The fact that Rob Reiner, the director of When Harry Met Sally, Stand by Me, and A Few Good Men, never completed his college education has a subtle allure. He built one of the most prestigious directing careers in American film on instinct, observation, and a willingness to stay in rooms where learning was taking place—even if no diplomas were being given out—in an industry that was fixated on credentials and connections.
Although Reiner was born in the Bronx in 1947, his early years were spent in Los Angeles after the family moved there when he was a young boy. He was a student at Beverly Hills High School, which has produced more performers than its fair share. It’s the kind of school where aspirations abound, and it makes sense to assume that his perception of what a creative career could entail was influenced, albeit indirectly, by being surrounded by kids from the industry.
Reiner attended UCLA’s film school for two years, from 1964 to 1966, after graduating from high school. He attended the UCLA Department of Theater Arts, which subsequently evolved into the School of Theater, Film, and Television. Just the names of his classmates reveal something about the setting: Ray Manzarek and Jim Morrison attended two years prior to founding The Doors. Francis Ford Coppola had recently earned his master’s degree. There was also Richard Dreyfuss. The company was undoubtedly transformative, regardless of whether the coursework itself was.

At UCLA, Reiner appeared to pick up more of a sense of creative collaboration than formal technique. He and Dreyfuss co-founded The Session, an improv group that practiced in Royce Hall’s basement, albeit somewhat illegally. Reiner later recalled, “Until the cops found us,” with the kind of humor that indicates the memory had held up over time. Eventually, they were expelled. Although it’s difficult to determine whether that kind of informal, somewhat disorganized education was more beneficial than a structured curriculum, it’s hard to argue that it harmed Reiner given what he went on to do.
In 1966, he left UCLA before receiving his degree. Reiner appeared to view formal education as one tool among many, rather than as a diversion. Before enrolling at UCLA, he had previously worked as an apprentice at the Bucks County Playhouse in Pennsylvania, where he learned by doing and observing real stage work. After graduating from UCLA, learning persisted through employment. Before landing the part of Michael Stivic on All in the Family, where Carroll O’Connor allegedly helped him understand direction from the inside of a production, he wrote for The Smothers Brothers Comedy Hour, where he shared a writers’ room with Steve Martin.

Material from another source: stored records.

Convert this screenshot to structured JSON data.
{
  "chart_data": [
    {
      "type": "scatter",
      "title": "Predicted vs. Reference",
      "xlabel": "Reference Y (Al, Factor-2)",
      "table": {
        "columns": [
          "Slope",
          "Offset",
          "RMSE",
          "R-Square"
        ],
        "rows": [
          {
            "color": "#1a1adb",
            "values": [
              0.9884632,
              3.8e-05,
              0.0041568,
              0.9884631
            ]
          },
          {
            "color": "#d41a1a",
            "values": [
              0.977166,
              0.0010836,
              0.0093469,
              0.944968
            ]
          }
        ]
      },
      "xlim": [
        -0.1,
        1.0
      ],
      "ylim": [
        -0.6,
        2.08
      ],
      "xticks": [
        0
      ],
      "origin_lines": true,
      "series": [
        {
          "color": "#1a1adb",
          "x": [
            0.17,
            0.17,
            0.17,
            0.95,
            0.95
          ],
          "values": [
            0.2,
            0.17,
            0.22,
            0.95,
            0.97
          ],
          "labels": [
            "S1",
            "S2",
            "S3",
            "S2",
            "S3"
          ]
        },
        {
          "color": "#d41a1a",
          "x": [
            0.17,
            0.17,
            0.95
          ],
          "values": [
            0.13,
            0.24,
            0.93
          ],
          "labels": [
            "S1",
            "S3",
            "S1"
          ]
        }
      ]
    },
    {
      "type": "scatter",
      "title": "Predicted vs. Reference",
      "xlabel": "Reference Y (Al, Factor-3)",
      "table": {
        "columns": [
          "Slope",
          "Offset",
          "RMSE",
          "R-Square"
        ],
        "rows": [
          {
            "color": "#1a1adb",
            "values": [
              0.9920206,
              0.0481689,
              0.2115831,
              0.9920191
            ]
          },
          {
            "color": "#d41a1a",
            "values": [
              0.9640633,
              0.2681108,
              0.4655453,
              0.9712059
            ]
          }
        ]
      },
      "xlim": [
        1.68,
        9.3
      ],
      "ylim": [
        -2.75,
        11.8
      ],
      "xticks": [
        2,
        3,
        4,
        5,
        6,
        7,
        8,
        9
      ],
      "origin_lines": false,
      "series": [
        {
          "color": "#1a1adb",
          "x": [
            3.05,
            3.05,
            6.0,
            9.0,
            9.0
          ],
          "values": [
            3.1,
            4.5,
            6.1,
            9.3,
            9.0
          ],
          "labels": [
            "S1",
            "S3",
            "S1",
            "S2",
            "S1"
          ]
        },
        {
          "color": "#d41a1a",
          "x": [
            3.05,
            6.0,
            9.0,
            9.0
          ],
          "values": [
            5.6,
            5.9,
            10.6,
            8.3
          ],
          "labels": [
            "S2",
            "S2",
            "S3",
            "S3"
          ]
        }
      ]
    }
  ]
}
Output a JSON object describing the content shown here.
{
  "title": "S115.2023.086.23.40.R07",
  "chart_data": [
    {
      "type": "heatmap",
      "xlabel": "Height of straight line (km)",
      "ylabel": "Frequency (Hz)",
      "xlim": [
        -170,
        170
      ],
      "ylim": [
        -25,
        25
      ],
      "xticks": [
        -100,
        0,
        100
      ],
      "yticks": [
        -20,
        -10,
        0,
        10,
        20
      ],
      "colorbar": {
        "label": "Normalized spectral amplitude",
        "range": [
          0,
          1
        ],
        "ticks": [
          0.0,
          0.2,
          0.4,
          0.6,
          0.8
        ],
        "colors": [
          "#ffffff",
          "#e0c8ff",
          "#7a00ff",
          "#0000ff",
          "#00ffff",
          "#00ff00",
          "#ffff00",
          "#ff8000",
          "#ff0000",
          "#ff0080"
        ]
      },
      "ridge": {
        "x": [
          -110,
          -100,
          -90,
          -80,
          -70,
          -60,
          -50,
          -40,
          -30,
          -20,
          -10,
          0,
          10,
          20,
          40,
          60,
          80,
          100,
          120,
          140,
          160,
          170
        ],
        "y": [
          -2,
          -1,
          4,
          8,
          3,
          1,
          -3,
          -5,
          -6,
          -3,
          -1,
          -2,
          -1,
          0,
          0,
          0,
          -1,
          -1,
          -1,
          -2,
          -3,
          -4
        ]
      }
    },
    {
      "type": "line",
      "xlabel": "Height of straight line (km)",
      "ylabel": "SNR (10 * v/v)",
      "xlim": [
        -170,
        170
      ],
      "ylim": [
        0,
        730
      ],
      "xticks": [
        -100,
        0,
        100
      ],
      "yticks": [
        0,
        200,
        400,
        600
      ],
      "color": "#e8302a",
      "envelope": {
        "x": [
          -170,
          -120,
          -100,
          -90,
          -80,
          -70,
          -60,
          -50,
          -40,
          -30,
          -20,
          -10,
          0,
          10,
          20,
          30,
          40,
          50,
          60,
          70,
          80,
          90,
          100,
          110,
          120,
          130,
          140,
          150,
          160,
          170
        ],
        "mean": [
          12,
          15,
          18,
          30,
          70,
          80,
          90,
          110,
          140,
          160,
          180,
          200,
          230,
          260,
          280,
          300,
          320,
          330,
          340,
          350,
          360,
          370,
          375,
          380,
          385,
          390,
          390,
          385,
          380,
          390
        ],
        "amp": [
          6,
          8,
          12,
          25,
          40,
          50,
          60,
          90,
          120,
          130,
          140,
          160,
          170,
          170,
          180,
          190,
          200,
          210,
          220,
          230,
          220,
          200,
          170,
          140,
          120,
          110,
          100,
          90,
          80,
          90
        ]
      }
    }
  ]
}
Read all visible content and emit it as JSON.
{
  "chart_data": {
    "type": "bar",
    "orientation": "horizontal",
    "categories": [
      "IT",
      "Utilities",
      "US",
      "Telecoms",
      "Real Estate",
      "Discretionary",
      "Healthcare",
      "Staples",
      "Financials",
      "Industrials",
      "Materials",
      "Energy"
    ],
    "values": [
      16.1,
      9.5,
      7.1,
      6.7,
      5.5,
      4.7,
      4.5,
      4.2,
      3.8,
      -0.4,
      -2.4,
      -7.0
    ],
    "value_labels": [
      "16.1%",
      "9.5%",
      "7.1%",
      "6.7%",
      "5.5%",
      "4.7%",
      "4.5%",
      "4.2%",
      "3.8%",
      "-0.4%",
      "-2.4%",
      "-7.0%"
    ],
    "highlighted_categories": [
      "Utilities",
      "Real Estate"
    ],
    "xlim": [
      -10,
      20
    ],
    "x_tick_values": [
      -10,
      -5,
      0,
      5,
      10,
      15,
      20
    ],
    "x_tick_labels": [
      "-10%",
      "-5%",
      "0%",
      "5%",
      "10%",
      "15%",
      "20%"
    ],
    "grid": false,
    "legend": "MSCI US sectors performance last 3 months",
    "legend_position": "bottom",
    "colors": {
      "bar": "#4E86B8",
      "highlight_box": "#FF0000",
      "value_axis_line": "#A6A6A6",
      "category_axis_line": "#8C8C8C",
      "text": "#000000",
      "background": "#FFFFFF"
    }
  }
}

Reiner appears to have recognized early on that only the industry itself can offer a certain type of education. He didn’t wait for a degree to feel prepared, but he wasn’t contemptuous of formal training—he obviously appreciated what UCLA offered. His body of work probably spans so many genres without feeling disorganized because of his willingness to learn sideways, to draw knowledge from experiences and collaborators rather than just from classrooms.
Reiner’s educational values spread throughout his later years. He worked with researchers at the UCLA Center for Healthier Children, Families, and Communities and chaired the campaign behind the 1998 First 5 initiative as part of his deep involvement in early childhood education advocacy in California. It was work based on a belief that he seemed to hold personally: that early learning experiences influence all subsequent learning. That belief had a certain lived weight for someone who used unorthodox methods to establish his own foundation.
In the end, Rob Reiner’s education was constructed over the course of two decades in classrooms, basements, playhouses, and television sets. The degree never materialized. The corpus of work did.